Shortly before Tamana Zaryabi Paryani went missing, footage of her in distress surfaced online.
In the video, Paryani called out: “Kindly help! Taliban have come to our home in Parwan 2. My sisters are at home.”
Paryani is seen imploring the men behind the door: “If you want to talk, we’ll talk tomorrow. I cannot meet you in the night with these girls. I don’t want to [open the door]… Please! Help, help!”
Days after her disappearance, neighbours told BBC that the activist had been taken away along with two of her sisters.
Taliban personnel Suhai Shaheen told the BBC: “If [the Taliban] had detained them, they would say they have detained them, and if that is the allegation they will go to court and they will defend themselves… This is something legal, but if they are not detained, and they are making such fake scenes and shooting films in order to seek asylum abroad.”

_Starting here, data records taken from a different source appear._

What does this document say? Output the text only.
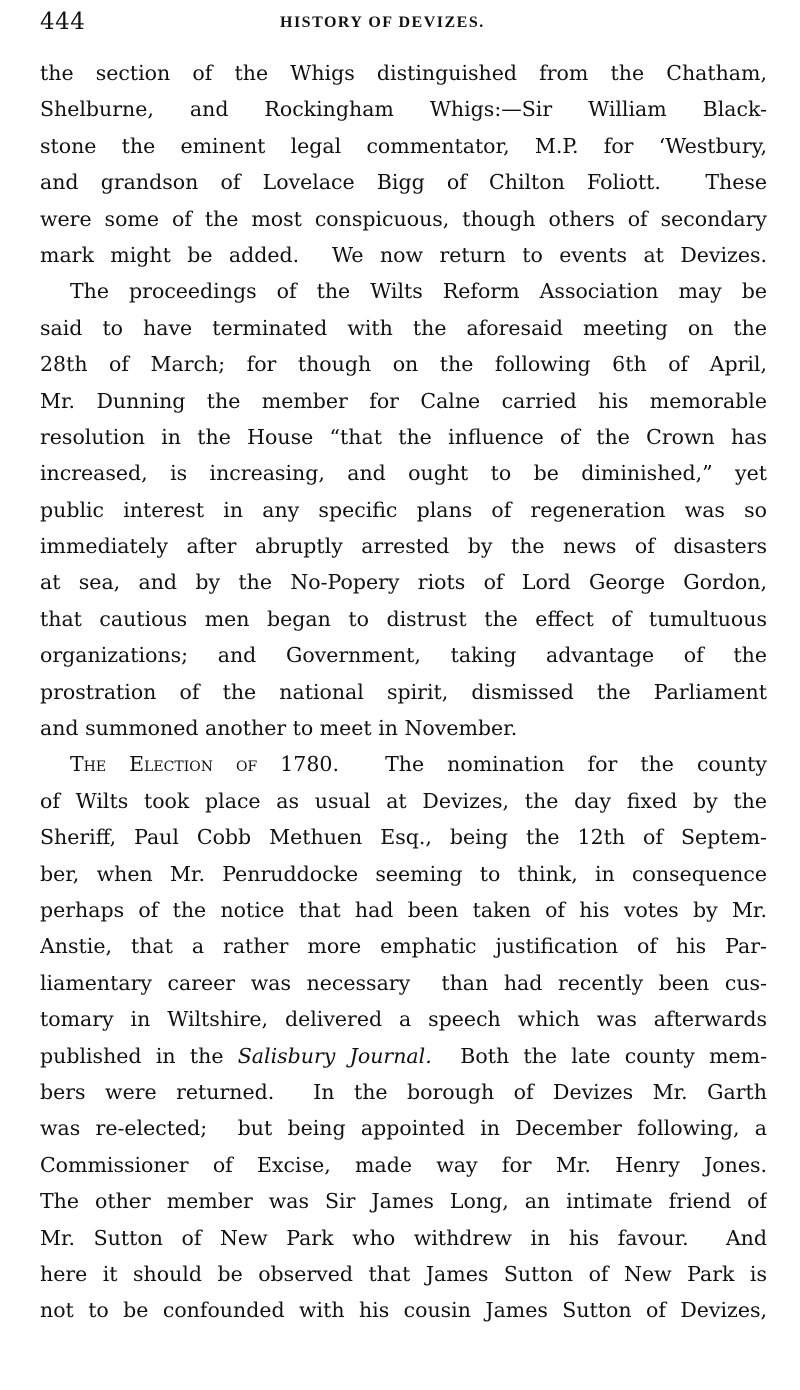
444	HISTORY OF DEVIZES.
the section of the Whigs distinguished from the Chatham,
Shelburne, and Rockingham Whigs:—Sir William Black-
stone the eminent legal commentator, M.P. for ‘Westbury,
and grandson of Lovelace Bigg of Chilton Foliott.  These
were some of the most conspicuous, though others of secondary
mark might be added.  We now return to events at Devizes.
The proceedings of the Wilts Reform Association may be
said to have terminated with the aforesaid meeting on the
28th of March; for though on the following 6th of April,
Mr. Dunning the member for Calne carried his memorable
resolution in the House “that the influence of the Crown has
increased, is increasing, and ought to be diminished,” yet
public interest in any specific plans of regeneration was so
immediately after abruptly arrested by the news of disasters
at sea, and by the No-Popery riots of Lord George Gordon,
that cautious men began to distrust the effect of tumultuous
organizations; and Government, taking advantage of the
prostration of the national spirit, dismissed the Parliament
and summoned another to meet in November.
The Election of 1780.  The nomination for the county
of Wilts took place as usual at Devizes, the day fixed by the
Sheriff, Paul Cobb Methuen Esq., being the 12th of Septem-
ber, when Mr. Penruddocke seeming to think, in consequence
perhaps of the notice that had been taken of his votes by Mr.
Anstie, that a rather more emphatic justification of his Par-
liamentary career was necessary  than had recently been cus-
tomary in Wiltshire, delivered a speech which was afterwards
published in the Salisbury Journal.  Both the late county mem-
bers were returned.  In the borough of Devizes Mr. Garth
was re-elected;  but being appointed in December following, a
Commissioner of Excise, made way for Mr. Henry Jones.
The other member was Sir James Long, an intimate friend of
Mr. Sutton of New Park who withdrew in his favour.  And
here it should be observed that James Sutton of New Park is
not to be confounded with his cousin James Sutton of Devizes,
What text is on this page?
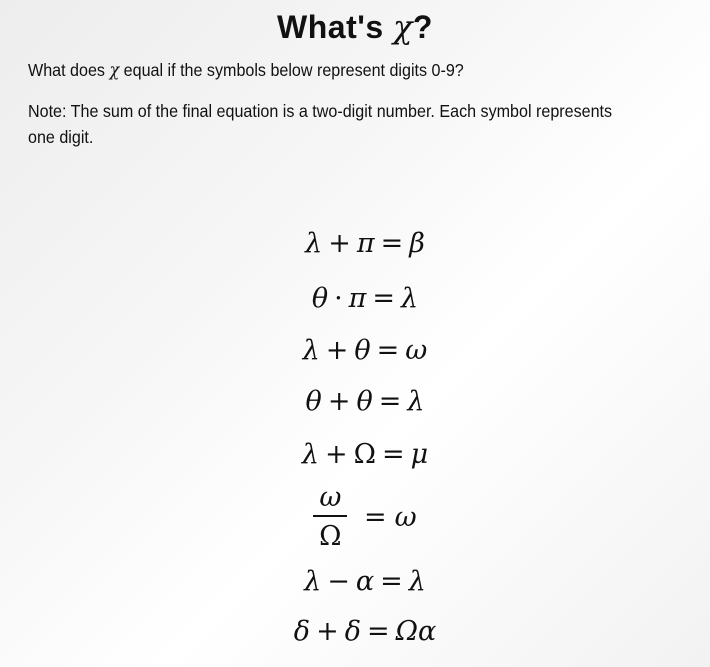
What's χ?
What does χ equal if the symbols below represent digits 0-9?
Note: The sum of the final equation is a two-digit number. Each symbol represents one digit.
λ + π = β
θ · π = λ
λ + θ = ω
θ + θ = λ
λ + Ω = μ
$\frac{\omega}{\Omega} = \omega$
λ − α = λ
δ + δ = Ωα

Former BBC correspondent Andrew North and another foreign journalist have also been released in the past few days, after they were put in detention earlier this month.
The UNHCR announced on Friday they were “… relieved to confirm the release in Kabul of the two journalists on assignment with UNHCR, and the Afghan nationals working with them.”
Taliban spokesman Zabihullah Mujahid insisted the journalists had been detained because they did not have valid identity cards and documents with them.
Since last August, the Islamist group have imposed increasing restrictions on Afghans, especially on women, including denying female public sector employees from working, not permitting many high school-aged female students to return to school, segregating university classes by gender and banning unsanctioned protests.
Last Friday, Biden’s administration officials announced plans to access USD$3.5 billion worth of assets from the Afghan central bank to appease lawsuits over the September 11 terror attacks. The announcement ignited protests in Kabul over the weekend, with one Afghan activist group condemning the decision in a public statement.
“President Biden’s decision to set aside half of Afghanistan’s frozen reserves to 9/11 families is short-sighted, cruel, and will worsen a catastrophe in progress, affecting millions of Afghans, many of whom are on the verge of starvation,” Afghans For A Better Tomorrow said in a statement.
“Let us be clear: all of the $7.1 billion in reserves belongs, rightfully, to the people of Afghanistan and ought to be used to allow the Central Bank of Afghanistan to perform its basic functions.”